The roasting test beans certainly gave off very different aroma….but I can’t honestly say they were those yummy browning smells you get from meats and breads and long simmered stews.
The roasted beans did have a distinctly browner appearance but the resulting nibs really didn’t. Maybe a little. In both cases the maltose soaked cocoa is on the right.
The chocolate. That is what counts. The test chocolate had a distinct flavor that the control did not. It was one that I’ve tasted before. It is fullness at the back of the tongue and mouth. And a light tang. It took me a little but I finally recognized it as the flavor I get in certain milk chocolates.
Upon a bit of reflection I find this makes sense. Milk powder is full of proteins, amino acids and lactose. During the long refining process it would appear Maillard reactions are occurring. Some years ago I experimented with getting the temperature up to 170 F while refining and the flavor was more pronounced, correlating with heat being a component if applied long enough.
What this proves pretty well to me is that it takes the addition of a significant amount of reducing sugar to illicit a flavor change and that I’m not sure I actually liked the change. It was not bad, but I can’t say it gave me that extra depth of flavor that well browned meats do.

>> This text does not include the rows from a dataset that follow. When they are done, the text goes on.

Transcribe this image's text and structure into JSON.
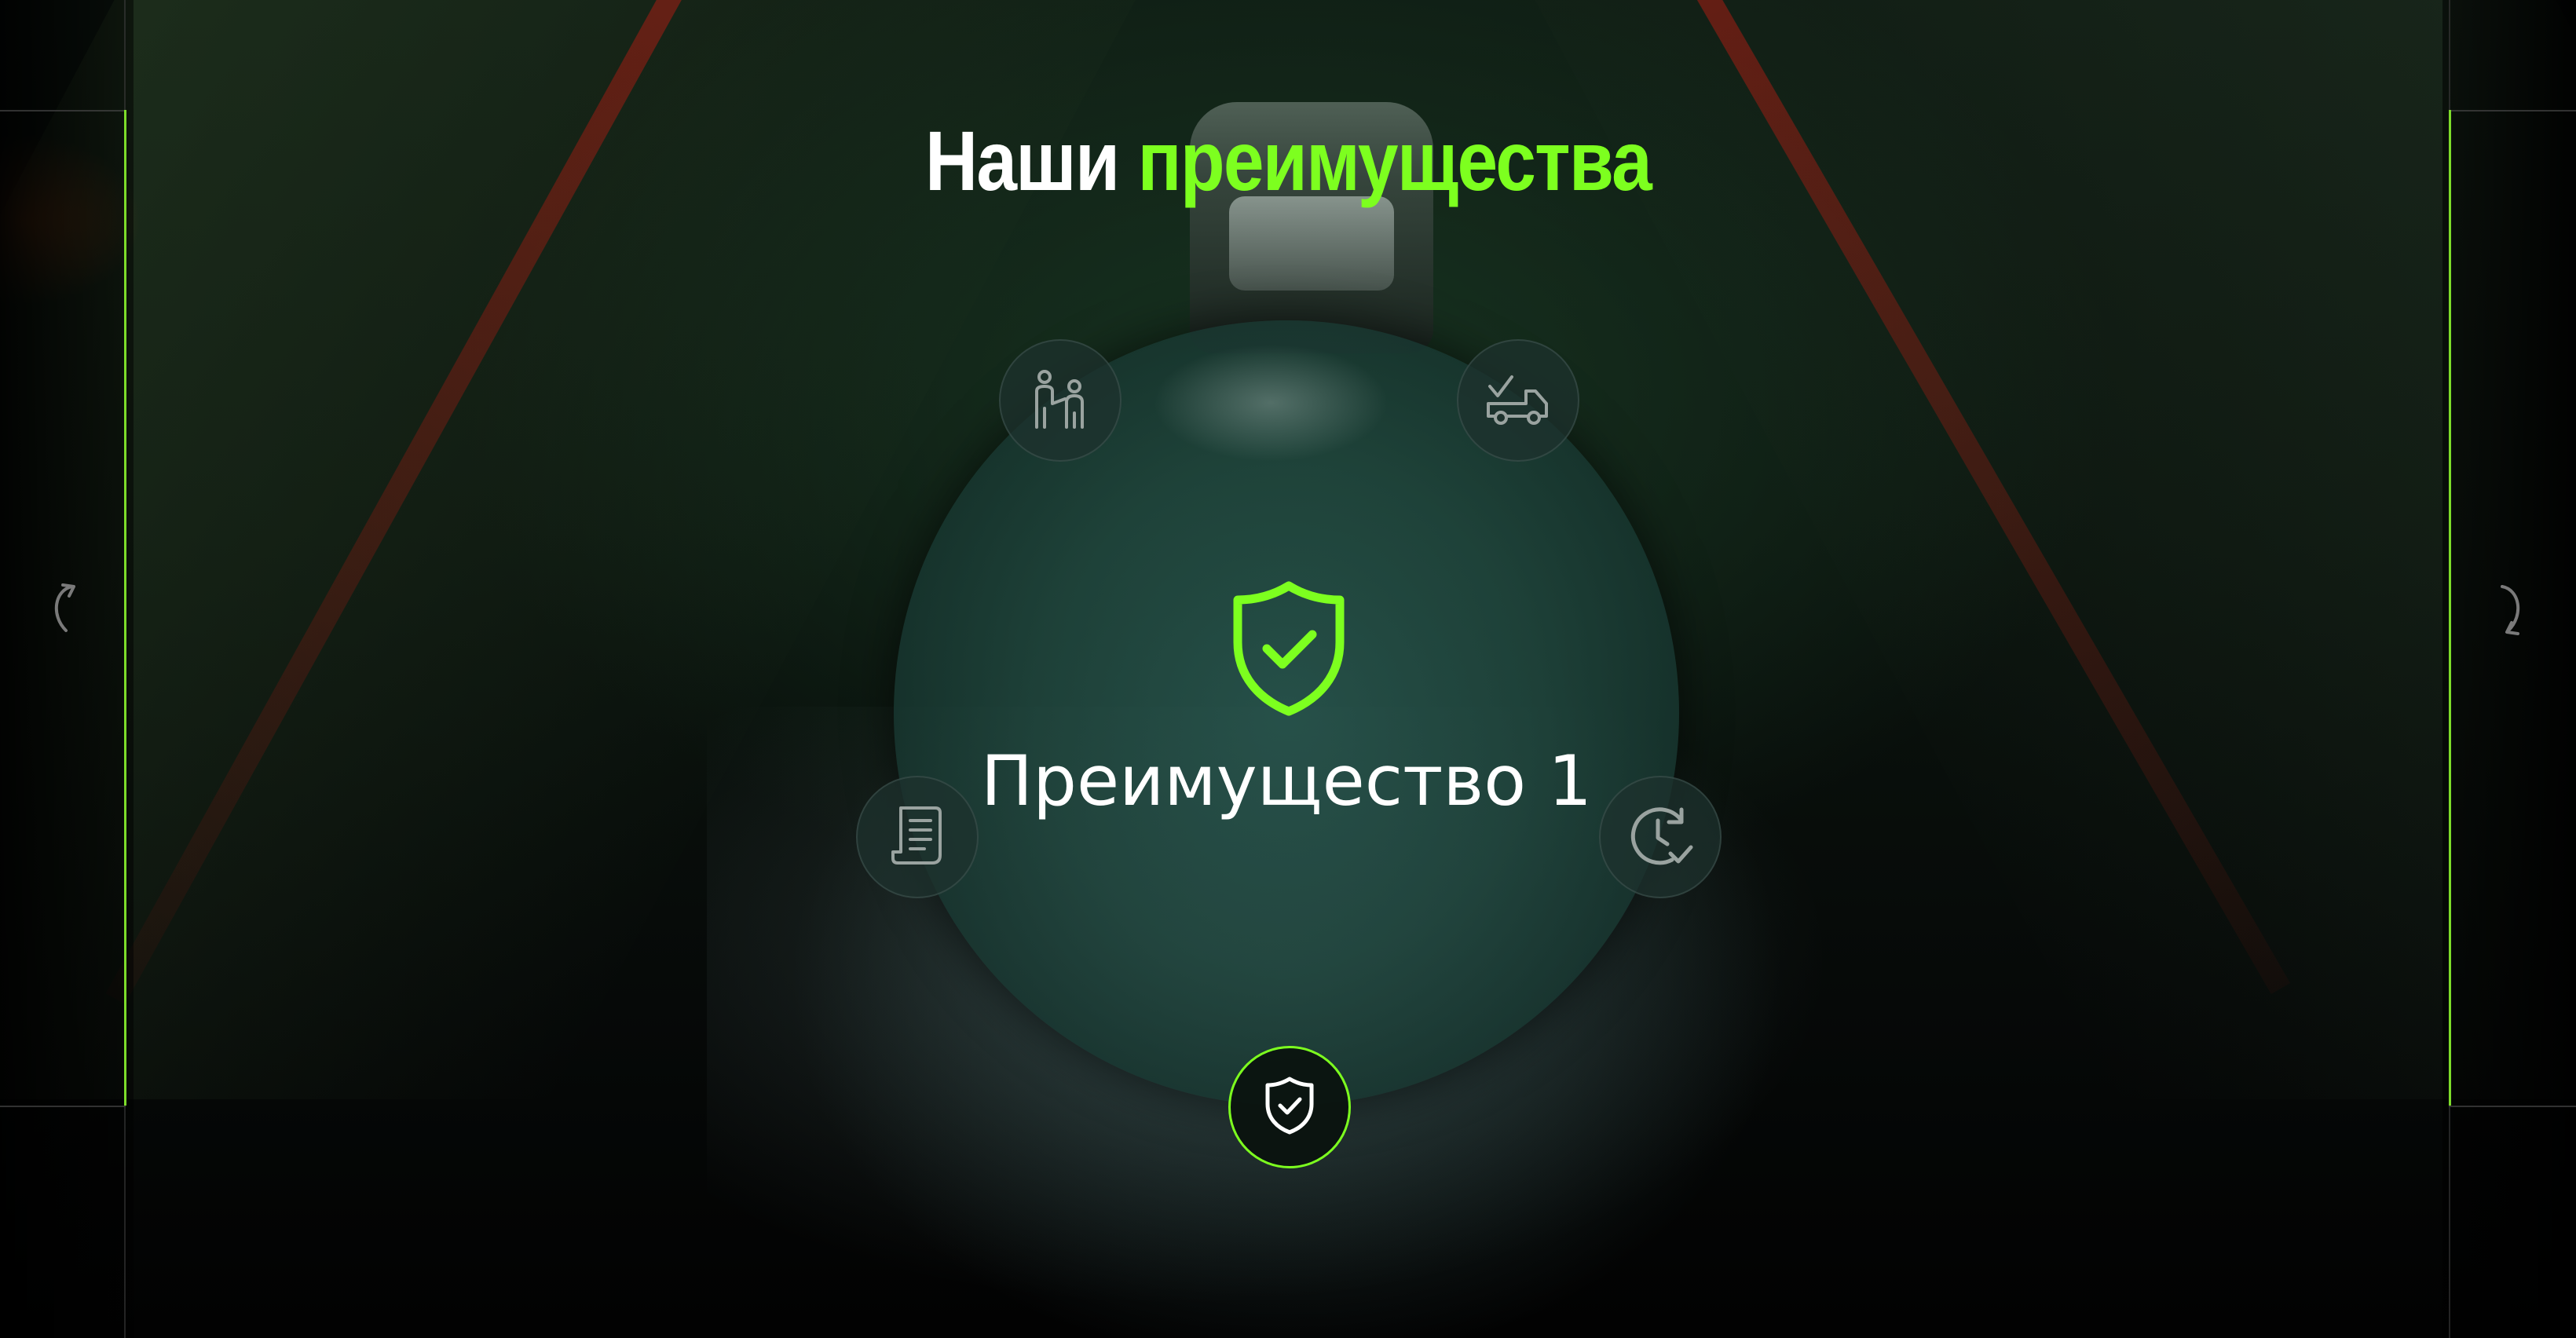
{
  "header": {
    "title_prefix": "Наши",
    "title_accent": "преимущества"
  },
  "feature": {
    "active_label": "Преимущество 1",
    "active_icon": "shield-check-icon"
  },
  "orbit_items": [
    {
      "icon": "people-icon"
    },
    {
      "icon": "truck-check-icon"
    },
    {
      "icon": "document-icon"
    },
    {
      "icon": "clock-check-icon"
    },
    {
      "icon": "shield-check-icon",
      "active": true
    }
  ],
  "navigation": {
    "prev_icon": "arrow-prev-icon",
    "next_icon": "arrow-next-icon"
  },
  "colors": {
    "accent": "#7dff1f",
    "text": "#ffffff",
    "icon_gray": "#9aa3a0"
  }
}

It is possible though that the maltose reacted in other ways that were not Maillard reactions and that the roasting temperature was not hot enough and that is why it didn’t give the same yummy outcome. There really isn’t much of a way to tell except by analysis and to that end I don’t really see the point as the question was not ‘how do I get Maillard reactions?’ but instead did I roast a certain way to favor those reactions.
Again, the answer is no.
Strecker Degradationswere also brought up but I’m not sure it has much place in cocoa either. Jim Stevens gives a good accounting in coffee.

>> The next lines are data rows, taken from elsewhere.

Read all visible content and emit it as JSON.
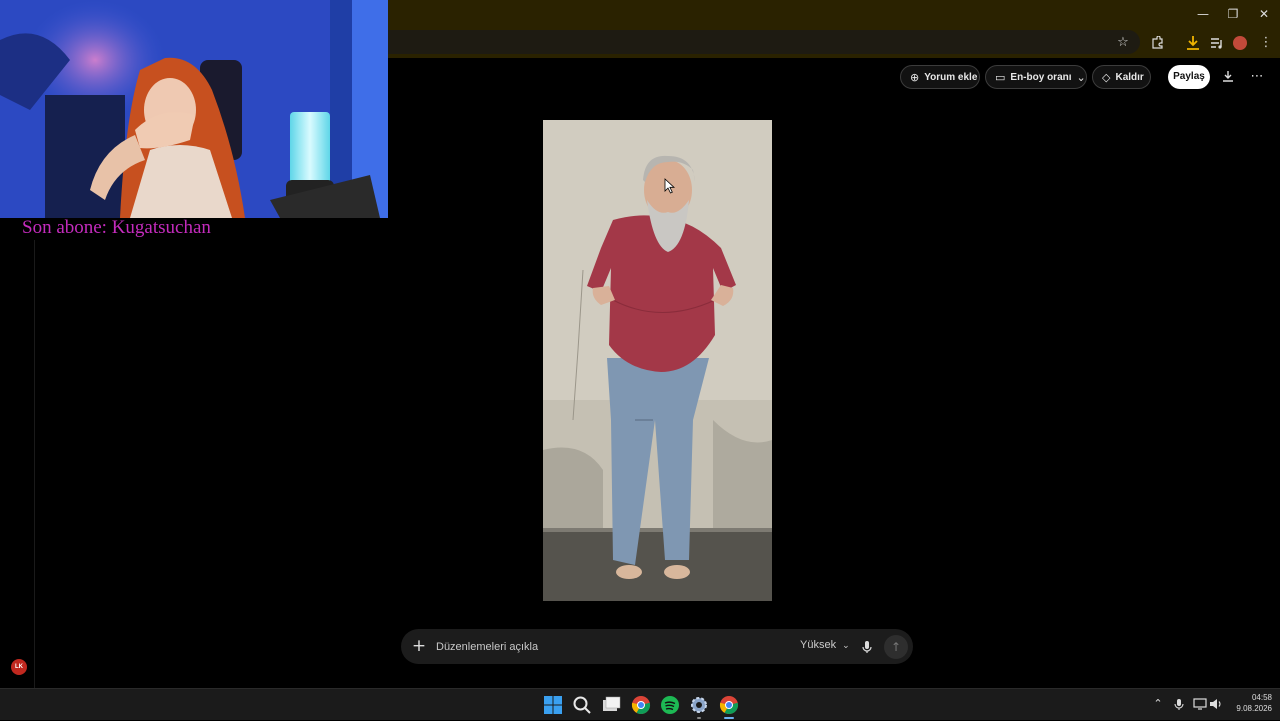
{
  "stream_overlay": {
    "subscriber_banner": "Son abone: Kugatsuchan",
    "badge": "LK"
  },
  "browser": {
    "window_controls": {
      "minimize": "—",
      "restore": "❐",
      "close": "✕"
    }
  },
  "editor": {
    "actions": {
      "comment": "Yorum ekle",
      "aspect_ratio": "En-boy oranı",
      "remove": "Kaldır",
      "share": "Paylaş"
    }
  },
  "prompt": {
    "placeholder": "Düzenlemeleri açıkla",
    "quality": "Yüksek"
  },
  "taskbar": {
    "time": "04:58",
    "date": "9.08.2026"
  },
  "colors": {
    "banner": "#c42bbd",
    "chrome_bar": "#2a2200",
    "download_accent": "#f0b400"
  }
}
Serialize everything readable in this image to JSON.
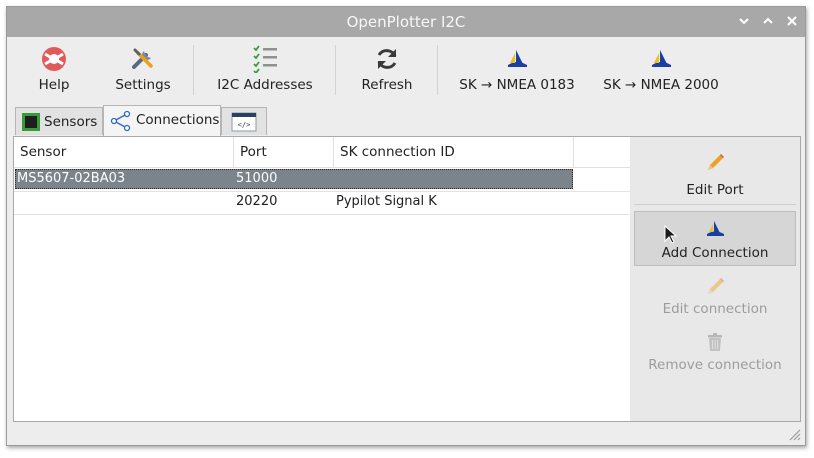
{
  "window": {
    "title": "OpenPlotter I2C"
  },
  "toolbar": {
    "help": "Help",
    "settings": "Settings",
    "i2c_addresses": "I2C Addresses",
    "refresh": "Refresh",
    "sk_nmea0183": "SK → NMEA 0183",
    "sk_nmea2000": "SK → NMEA 2000"
  },
  "tabs": [
    {
      "label": "Sensors"
    },
    {
      "label": "Connections"
    },
    {
      "label": ""
    }
  ],
  "table": {
    "columns": [
      "Sensor",
      "Port",
      "SK connection ID"
    ],
    "rows": [
      {
        "sensor": "MS5607-02BA03",
        "port": "51000",
        "sk_id": "",
        "selected": true
      },
      {
        "sensor": "",
        "port": "20220",
        "sk_id": "Pypilot Signal K",
        "selected": false
      }
    ]
  },
  "actions": {
    "edit_port": "Edit Port",
    "add_connection": "Add Connection",
    "edit_connection": "Edit connection",
    "remove_connection": "Remove connection"
  },
  "colors": {
    "titlebar": "#a8a8a8",
    "selection": "#7b838b",
    "help_icon": "#e05a5a",
    "check_icon": "#3c9a3c",
    "signalk_icon": "#1b3fa0"
  }
}
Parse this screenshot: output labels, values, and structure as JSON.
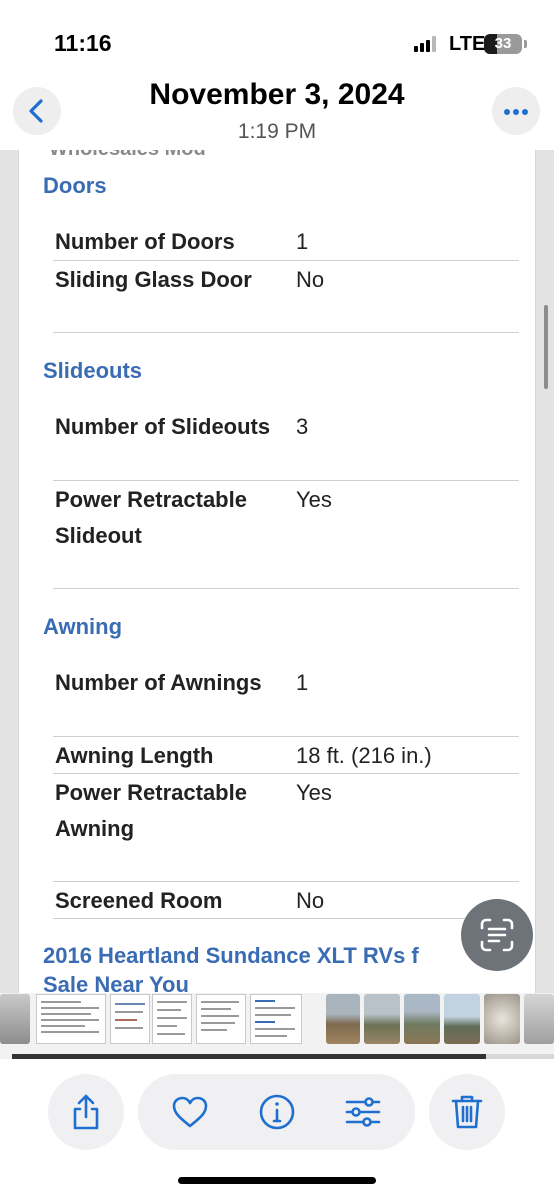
{
  "status_bar": {
    "time": "11:16",
    "network": "LTE",
    "battery_level": "33",
    "battery_fraction": 0.33,
    "signal_bars_filled": 3,
    "signal_bars_total": 4
  },
  "header": {
    "title": "November 3, 2024",
    "subtitle": "1:19 PM",
    "back_icon": "chevron-left-icon",
    "more_icon": "ellipsis-icon"
  },
  "document": {
    "cut_off_text": "Wholesales Mod",
    "sections": [
      {
        "heading": "Doors",
        "rows": [
          {
            "label": "Number of Doors",
            "value": "1"
          },
          {
            "label": "Sliding Glass Door",
            "value": "No"
          }
        ]
      },
      {
        "heading": "Slideouts",
        "rows": [
          {
            "label": "Number of Slideouts",
            "value": "3"
          },
          {
            "label": "Power Retractable Slideout",
            "value": "Yes"
          }
        ]
      },
      {
        "heading": "Awning",
        "rows": [
          {
            "label": "Number of Awnings",
            "value": "1"
          },
          {
            "label": "Awning Length",
            "value": "18 ft. (216 in.)"
          },
          {
            "label": "Power Retractable Awning",
            "value": "Yes"
          },
          {
            "label": "Screened Room",
            "value": "No"
          }
        ]
      }
    ],
    "footer_heading_line1": "2016 Heartland Sundance XLT RVs f",
    "footer_heading_line2": "Sale Near You"
  },
  "live_text_icon": "live-text-scan-icon",
  "toolbar": {
    "share_icon": "share-icon",
    "favorite_icon": "heart-icon",
    "info_icon": "info-icon",
    "adjust_icon": "sliders-icon",
    "delete_icon": "trash-icon"
  },
  "colors": {
    "accent": "#1a73e8",
    "ios_blue": "#1f6fd1",
    "section_heading": "#3a6cb4",
    "button_bg": "#f0f0f2"
  }
}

The Strecker Degradation is an interaction of amino acids (AKA proteins) with a carbonyl compound in an environment with water, resulting in the creation of CO2 and an Aldehyde or Ketone. The later two components are important for volatile aromatics and flavors, and the Strecker Degradation contributes to browning. It involves compounds formed in the Maillard reaction and is therefore necessarily linked to it in coffee roasting.
The Strecker Degradation
This is one I thought I should include because I see it referenced quite a lot, in any text concerning roasting chemistry and is instrumental in the creation of the brown pigment as well as a myriad of volatile aromatics. It falls under the umbrella of, and requires compounds created by, the Maillard Reactions. Unfortunately this one isn’t so simple to explain.

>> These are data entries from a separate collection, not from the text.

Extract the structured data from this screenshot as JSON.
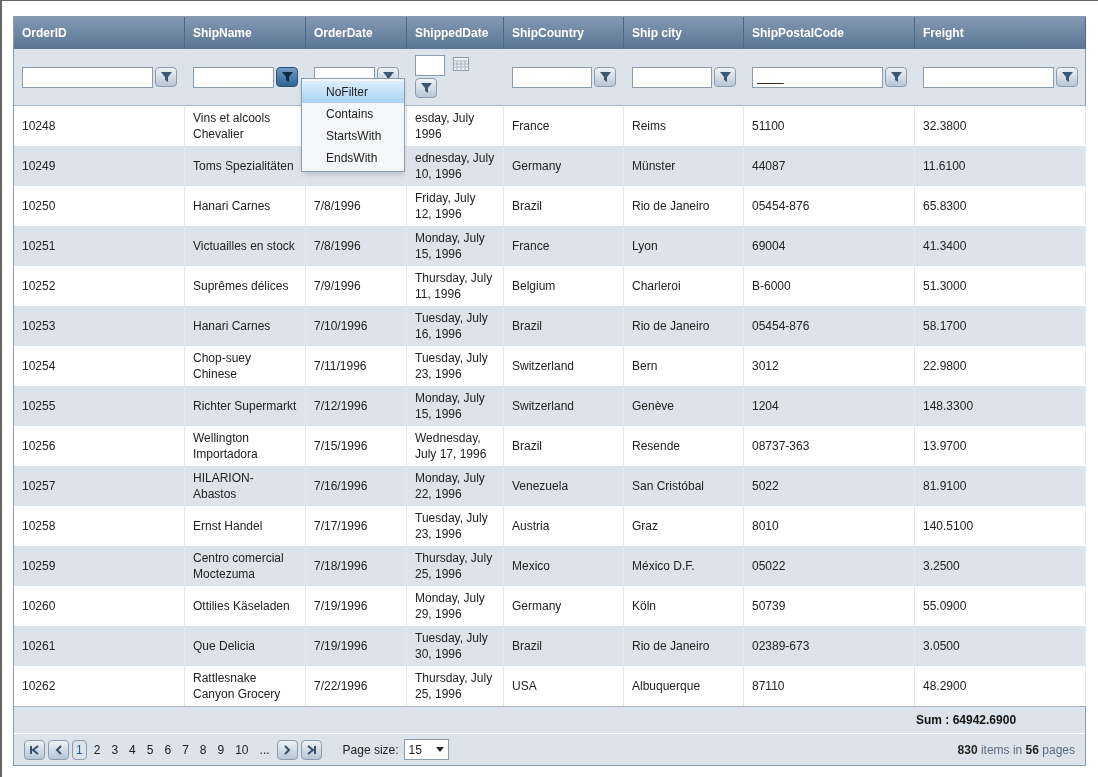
{
  "grid": {
    "columns": [
      {
        "label": "OrderID",
        "filter": {
          "kind": "text"
        }
      },
      {
        "label": "ShipName",
        "filter": {
          "kind": "text",
          "menu_open": true
        }
      },
      {
        "label": "OrderDate",
        "filter": {
          "kind": "text"
        }
      },
      {
        "label": "ShippedDate",
        "filter": {
          "kind": "date"
        }
      },
      {
        "label": "ShipCountry",
        "filter": {
          "kind": "text"
        }
      },
      {
        "label": "Ship city",
        "filter": {
          "kind": "text"
        }
      },
      {
        "label": "ShipPostalCode",
        "filter": {
          "kind": "text",
          "value": "____"
        }
      },
      {
        "label": "Freight",
        "filter": {
          "kind": "text"
        }
      }
    ],
    "filter_menu": [
      {
        "label": "NoFilter",
        "selected": true
      },
      {
        "label": "Contains",
        "selected": false
      },
      {
        "label": "StartsWith",
        "selected": false
      },
      {
        "label": "EndsWith",
        "selected": false
      }
    ],
    "rows": [
      [
        "10248",
        "Vins et alcools Chevalier",
        null,
        "esday, July 1996",
        "France",
        "Reims",
        "51100",
        "32.3800"
      ],
      [
        "10249",
        "Toms Spezialitäten",
        null,
        "ednesday, July 10, 1996",
        "Germany",
        "Münster",
        "44087",
        "11.6100"
      ],
      [
        "10250",
        "Hanari Carnes",
        "7/8/1996",
        "Friday, July 12, 1996",
        "Brazil",
        "Rio de Janeiro",
        "05454-876",
        "65.8300"
      ],
      [
        "10251",
        "Victuailles en stock",
        "7/8/1996",
        "Monday, July 15, 1996",
        "France",
        "Lyon",
        "69004",
        "41.3400"
      ],
      [
        "10252",
        "Suprêmes délices",
        "7/9/1996",
        "Thursday, July 11, 1996",
        "Belgium",
        "Charleroi",
        "B-6000",
        "51.3000"
      ],
      [
        "10253",
        "Hanari Carnes",
        "7/10/1996",
        "Tuesday, July 16, 1996",
        "Brazil",
        "Rio de Janeiro",
        "05454-876",
        "58.1700"
      ],
      [
        "10254",
        "Chop-suey Chinese",
        "7/11/1996",
        "Tuesday, July 23, 1996",
        "Switzerland",
        "Bern",
        "3012",
        "22.9800"
      ],
      [
        "10255",
        "Richter Supermarkt",
        "7/12/1996",
        "Monday, July 15, 1996",
        "Switzerland",
        "Genève",
        "1204",
        "148.3300"
      ],
      [
        "10256",
        "Wellington Importadora",
        "7/15/1996",
        "Wednesday, July 17, 1996",
        "Brazil",
        "Resende",
        "08737-363",
        "13.9700"
      ],
      [
        "10257",
        "HILARION-Abastos",
        "7/16/1996",
        "Monday, July 22, 1996",
        "Venezuela",
        "San Cristóbal",
        "5022",
        "81.9100"
      ],
      [
        "10258",
        "Ernst Handel",
        "7/17/1996",
        "Tuesday, July 23, 1996",
        "Austria",
        "Graz",
        "8010",
        "140.5100"
      ],
      [
        "10259",
        "Centro comercial Moctezuma",
        "7/18/1996",
        "Thursday, July 25, 1996",
        "Mexico",
        "México D.F.",
        "05022",
        "3.2500"
      ],
      [
        "10260",
        "Ottilies Käseladen",
        "7/19/1996",
        "Monday, July 29, 1996",
        "Germany",
        "Köln",
        "50739",
        "55.0900"
      ],
      [
        "10261",
        "Que Delicia",
        "7/19/1996",
        "Tuesday, July 30, 1996",
        "Brazil",
        "Rio de Janeiro",
        "02389-673",
        "3.0500"
      ],
      [
        "10262",
        "Rattlesnake Canyon Grocery",
        "7/22/1996",
        "Thursday, July 25, 1996",
        "USA",
        "Albuquerque",
        "87110",
        "48.2900"
      ]
    ],
    "footer_sum": "Sum : 64942.6900",
    "pager": {
      "pages": [
        {
          "label": "1",
          "selected": true
        },
        {
          "label": "2",
          "selected": false
        },
        {
          "label": "3",
          "selected": false
        },
        {
          "label": "4",
          "selected": false
        },
        {
          "label": "5",
          "selected": false
        },
        {
          "label": "6",
          "selected": false
        },
        {
          "label": "7",
          "selected": false
        },
        {
          "label": "8",
          "selected": false
        },
        {
          "label": "9",
          "selected": false
        },
        {
          "label": "10",
          "selected": false
        },
        {
          "label": "...",
          "selected": false
        }
      ],
      "page_size_label": "Page size:",
      "page_size": "15",
      "info": "**830** items in **56** pages"
    }
  }
}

It involves amino acids again, but instead of reacting with a sugar it is reacting with a molecule with two carbonyl groups, which look like this:
The compounds begin to trade parts of themselves, one of the carbonyl groups ending up on the amino acid (the acid having lost on carbon from its chain) creating an aldehyde as well as an amino ketone. This is an intermediary stage and reactions continue to create many different volatiles.
The key here is that in order to have Strecker degradation products you need Maillard products to start with and lacking those you don’t have anything to degrade.
I admit it would be nice to have these reactions to play with and the huge body of work that coffee roasters have to work with in these reactions, but I remain unconvinced they play much of a role in chocolate making.